FIELD TROUBLESHOOTING CHECKLIST FOR WELLHEAD COMPRESSORS
1. Check interstage line temperatures to determine which valves have been removed from a cylinder.
2. Remove disabled valves, cages, and valves in ends taken out of service and replace with gaskets. This reduces parasitic pressure loss.
3. By-pass crank-end when not in use through fuel gas lines. Saves horsepower.
4. Is engine exhaust temperature at least 600°F? Lower temperature indicates inadequate compressor utilization.’
5. Is engine “missing” more than ten times a minute? This also indicates inadequate engine utilization.
6. Can a dual acting machine operating on crank-end be changed to head-end?
7. Can a dual acting machine operating on head-end have the cylinder clearance reduced?
8. Can a dual acting machine operating on head-end be switched to dual acting without exceeding rod loading, maximum exhaust temperature or maximum horsepower?
9. Can tandem machine operating on crank-end be switched to head-end?
10. Is a tandem machine, operating on head-end, limited by maximum rod load and/or discharge temperature? If so, correct by going to tandem operation.
11. Are there any bad valves indicated by hot valve caps (suction valves can easily be identified as bad).
12. When switching to tandem, do not maximize gas production first day. Compressor will have a tendency to trip-off due to high discharge temperature.
13. When operating a compressor in tandem, the crank-end discharge temperature can be reduced at constant suction pressure and flow by closing the head-end clearance pocket and slowing down the machine. However, this is a small effect.
14. Opening a clearance pocket to reduce discharge temperature will immediately raise the discharge temperature! However, once the wellhead pressure rises due to less gas being moved, the discharge temperature will drop.
15. For wells served by a three-phase separator, adjust the threephase separator pressure down when going to tandem operation. When the compressor suction falls below 65 PSIG, liquid will carry-over from the high pressure separator and trip the compressor unless the 3-phase separator pressure is reduced.
16. About one out of three wells will start making water “hits” when the compressor suction is dropped significantly. Usually the high pressure separator will not be able to drain sufficiently fast for the first hour. It needs to be drained manually for this period. Such wells will double or triple their gas flow after making the water hits.
17. Some wells, after making water hits exhibit an increasing wellhead pressure. This may trip off the compressor due to overload.

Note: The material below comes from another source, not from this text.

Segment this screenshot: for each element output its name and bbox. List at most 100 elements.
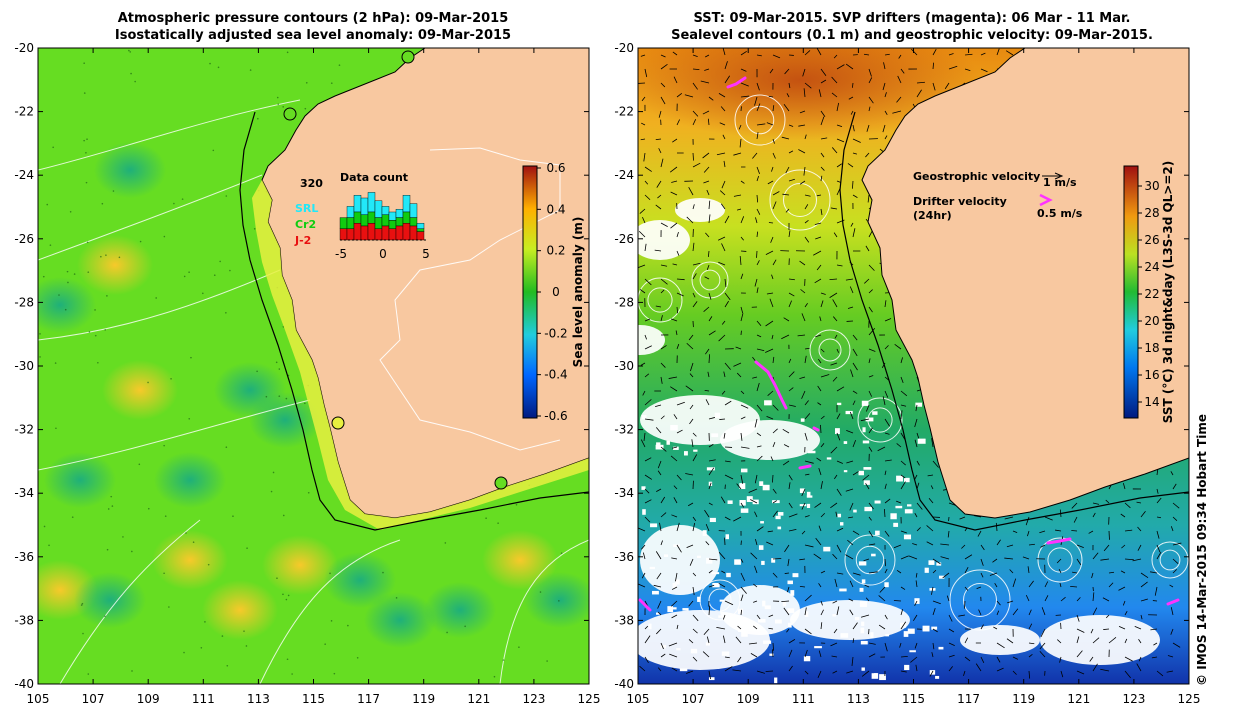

18. Is compressor at maximum rpm?
19. Some engines bog down below rated horsepower due to inadequate fuel gas flow.
20. Check liquid dumps for leakage (i.e. dump line is cool).
21. Is compressor suction pressure not less than 20 psi below wellhead pressure?
22. Is discharge to suction bypass check valve leaking and/or blocked-in?
23. Does metered flow match the flow predicted by curve charts? About 20% of the time they do not match. Indicates bad valves in cylinders or wrong meter reading.
24. For compressor’s with meters on suction, is the engine fuel gas flow being deducted from royalty payments.
25. Is fuel gas from the suction of the compressor? On average, a compressor will use 2% — 5% of it’s production for fuel. For tandem machines operating at maximum this can be a much higher percentage.
26. Is a well soap-sticked and flowed back properly?
27. Remember that the discharge temperature from a compressor will increase as the well pressure is depleted.